Os médicos não passam que há sobreviventes. Fazem é uma pressão psicológica muito grande. O que fiz foi estudar, procurar grupos de mães que têm filhos com a síndrome. E descobri que tem até adulto com ela. Então, levei adiante e hoje faço o impossível para o João ter o melhor da vida. Sou contra todo tipo de aborto. É uma vida com muitas limitações, mas gratificante — relata ela, para frisar:
 
Sei que há casos mais graves, então o que não faço é julgar quem toma outra decisão.
 
A goiana Joselle Loredo Rabelo, de 43, já era mãe de duas meninas, quando engravidou de Clara, hoje com um ano e sete meses de idade.
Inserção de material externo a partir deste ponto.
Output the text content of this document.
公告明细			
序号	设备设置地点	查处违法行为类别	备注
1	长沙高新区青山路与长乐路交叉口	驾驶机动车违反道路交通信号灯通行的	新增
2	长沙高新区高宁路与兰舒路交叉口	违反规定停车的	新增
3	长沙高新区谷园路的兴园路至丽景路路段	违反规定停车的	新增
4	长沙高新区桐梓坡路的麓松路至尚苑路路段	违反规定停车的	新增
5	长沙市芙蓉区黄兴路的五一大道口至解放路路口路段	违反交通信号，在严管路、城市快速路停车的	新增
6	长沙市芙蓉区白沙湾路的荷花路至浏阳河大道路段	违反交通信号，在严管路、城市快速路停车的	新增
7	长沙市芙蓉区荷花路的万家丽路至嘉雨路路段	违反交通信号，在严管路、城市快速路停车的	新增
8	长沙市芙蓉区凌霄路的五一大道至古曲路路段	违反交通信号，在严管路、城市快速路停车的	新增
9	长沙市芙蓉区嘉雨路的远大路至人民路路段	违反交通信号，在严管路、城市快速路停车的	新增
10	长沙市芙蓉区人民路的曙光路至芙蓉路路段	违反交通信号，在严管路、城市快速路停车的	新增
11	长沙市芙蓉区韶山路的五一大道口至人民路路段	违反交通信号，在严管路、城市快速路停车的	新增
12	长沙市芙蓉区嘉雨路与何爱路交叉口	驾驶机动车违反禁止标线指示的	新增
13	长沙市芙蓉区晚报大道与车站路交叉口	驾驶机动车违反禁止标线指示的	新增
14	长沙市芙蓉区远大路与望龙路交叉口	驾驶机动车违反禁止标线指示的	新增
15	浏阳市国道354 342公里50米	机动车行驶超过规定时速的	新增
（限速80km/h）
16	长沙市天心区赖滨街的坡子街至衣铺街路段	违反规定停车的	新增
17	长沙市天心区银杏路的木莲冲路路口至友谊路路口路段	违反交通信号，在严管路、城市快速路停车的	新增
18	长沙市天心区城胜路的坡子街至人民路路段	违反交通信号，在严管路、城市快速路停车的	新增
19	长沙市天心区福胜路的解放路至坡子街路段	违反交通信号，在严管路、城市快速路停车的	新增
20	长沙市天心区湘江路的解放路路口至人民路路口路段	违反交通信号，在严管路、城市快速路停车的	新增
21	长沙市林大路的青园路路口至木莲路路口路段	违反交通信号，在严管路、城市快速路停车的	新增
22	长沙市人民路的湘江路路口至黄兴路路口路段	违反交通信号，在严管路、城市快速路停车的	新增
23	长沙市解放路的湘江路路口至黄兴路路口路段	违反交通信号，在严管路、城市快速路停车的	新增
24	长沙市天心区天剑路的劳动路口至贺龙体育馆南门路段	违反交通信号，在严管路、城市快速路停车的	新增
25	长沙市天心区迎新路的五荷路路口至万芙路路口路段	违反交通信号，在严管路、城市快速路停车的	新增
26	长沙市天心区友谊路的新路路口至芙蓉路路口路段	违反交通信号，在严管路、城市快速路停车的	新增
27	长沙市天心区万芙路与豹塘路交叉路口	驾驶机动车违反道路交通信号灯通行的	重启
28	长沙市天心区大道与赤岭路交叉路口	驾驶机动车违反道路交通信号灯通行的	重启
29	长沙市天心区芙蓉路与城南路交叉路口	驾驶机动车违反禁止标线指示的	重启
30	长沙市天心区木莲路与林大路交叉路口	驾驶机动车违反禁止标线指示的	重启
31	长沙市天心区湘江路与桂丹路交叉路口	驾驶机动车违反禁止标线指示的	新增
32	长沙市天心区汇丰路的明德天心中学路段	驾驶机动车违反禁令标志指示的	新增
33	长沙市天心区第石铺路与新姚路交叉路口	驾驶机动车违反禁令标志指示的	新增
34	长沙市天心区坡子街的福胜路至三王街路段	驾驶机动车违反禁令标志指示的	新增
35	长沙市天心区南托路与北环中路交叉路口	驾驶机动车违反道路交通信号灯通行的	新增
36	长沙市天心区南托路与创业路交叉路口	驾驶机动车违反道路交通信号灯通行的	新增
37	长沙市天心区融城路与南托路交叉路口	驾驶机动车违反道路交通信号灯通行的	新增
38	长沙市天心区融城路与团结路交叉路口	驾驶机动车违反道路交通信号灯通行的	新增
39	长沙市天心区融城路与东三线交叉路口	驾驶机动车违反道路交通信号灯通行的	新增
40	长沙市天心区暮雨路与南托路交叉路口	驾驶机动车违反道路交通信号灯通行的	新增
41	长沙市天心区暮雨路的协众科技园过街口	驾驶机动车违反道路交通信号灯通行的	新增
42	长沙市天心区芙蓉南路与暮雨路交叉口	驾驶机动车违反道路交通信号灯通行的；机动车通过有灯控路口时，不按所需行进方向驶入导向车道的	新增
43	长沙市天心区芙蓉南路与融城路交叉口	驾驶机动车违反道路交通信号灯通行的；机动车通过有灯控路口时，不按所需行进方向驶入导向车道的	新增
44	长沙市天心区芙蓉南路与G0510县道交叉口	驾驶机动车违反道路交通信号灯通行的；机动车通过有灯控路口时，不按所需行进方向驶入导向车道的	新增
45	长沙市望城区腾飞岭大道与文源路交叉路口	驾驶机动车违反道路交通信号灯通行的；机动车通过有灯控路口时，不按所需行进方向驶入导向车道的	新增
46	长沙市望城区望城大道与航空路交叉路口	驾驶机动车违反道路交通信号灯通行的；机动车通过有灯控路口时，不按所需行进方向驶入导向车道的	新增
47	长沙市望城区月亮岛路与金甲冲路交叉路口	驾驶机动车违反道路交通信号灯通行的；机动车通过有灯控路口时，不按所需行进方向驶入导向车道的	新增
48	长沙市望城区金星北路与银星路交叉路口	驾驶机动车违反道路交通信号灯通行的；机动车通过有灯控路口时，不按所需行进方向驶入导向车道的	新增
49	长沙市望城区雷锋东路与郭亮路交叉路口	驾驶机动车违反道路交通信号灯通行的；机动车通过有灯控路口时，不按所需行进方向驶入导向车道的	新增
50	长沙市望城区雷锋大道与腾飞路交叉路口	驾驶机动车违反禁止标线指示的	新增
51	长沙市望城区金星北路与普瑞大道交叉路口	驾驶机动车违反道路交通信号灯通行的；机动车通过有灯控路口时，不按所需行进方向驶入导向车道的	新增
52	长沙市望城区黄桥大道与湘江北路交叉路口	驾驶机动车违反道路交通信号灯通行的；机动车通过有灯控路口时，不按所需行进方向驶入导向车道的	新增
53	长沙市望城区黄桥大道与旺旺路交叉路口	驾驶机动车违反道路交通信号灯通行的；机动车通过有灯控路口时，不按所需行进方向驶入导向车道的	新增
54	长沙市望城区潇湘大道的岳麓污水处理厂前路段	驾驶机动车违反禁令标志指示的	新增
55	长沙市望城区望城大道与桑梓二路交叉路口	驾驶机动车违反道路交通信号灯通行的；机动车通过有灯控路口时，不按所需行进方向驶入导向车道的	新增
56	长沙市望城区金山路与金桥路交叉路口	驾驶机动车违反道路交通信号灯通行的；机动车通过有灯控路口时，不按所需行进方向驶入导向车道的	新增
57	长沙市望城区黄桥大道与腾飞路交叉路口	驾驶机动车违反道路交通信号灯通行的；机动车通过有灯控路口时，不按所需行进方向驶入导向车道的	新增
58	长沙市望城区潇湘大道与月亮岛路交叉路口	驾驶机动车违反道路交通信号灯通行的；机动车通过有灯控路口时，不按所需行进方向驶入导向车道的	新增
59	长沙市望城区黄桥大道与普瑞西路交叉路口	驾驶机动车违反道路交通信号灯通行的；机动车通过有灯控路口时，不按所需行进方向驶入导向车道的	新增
O diagnóstico da doença veio aos cinco meses de gestação, mas Joselle lembra que nem teve dúvidas em seguir com os planos de aumentar a família.
 
Tudo que você lê e falam sobre a doença é terrível. Não é fácil. Tem que amar muito — afirma ela, que é coordenadora comercial numa faculdade.
 
A menina ficou cinco meses internada no hospital. Precisava ganhar peso e só respirava e se alimentava com auxílio de aparelhos. Hoje é a alegria da casa e exemplo de vida para outras mães. Joselle também conta sua experiência na internet e, segundo ela, auxilia outras mães a passarem pelo desafio de cuidar de uma criança especial.
 
O tempo todo nos falam que podemos perder nossos filhos, mas eu entendo que posso perder qualquer pessoa, a qualquer hora. A gente não sabe o dia de amanhã. Mas também não julgo quem toma outra decisão. Compreendi que as coisas acontecem como tem que ser. Minha filha é esperta, e está em casa, comigo. Não é fácil, mas aos poucos vamos ganhando respeito e amor.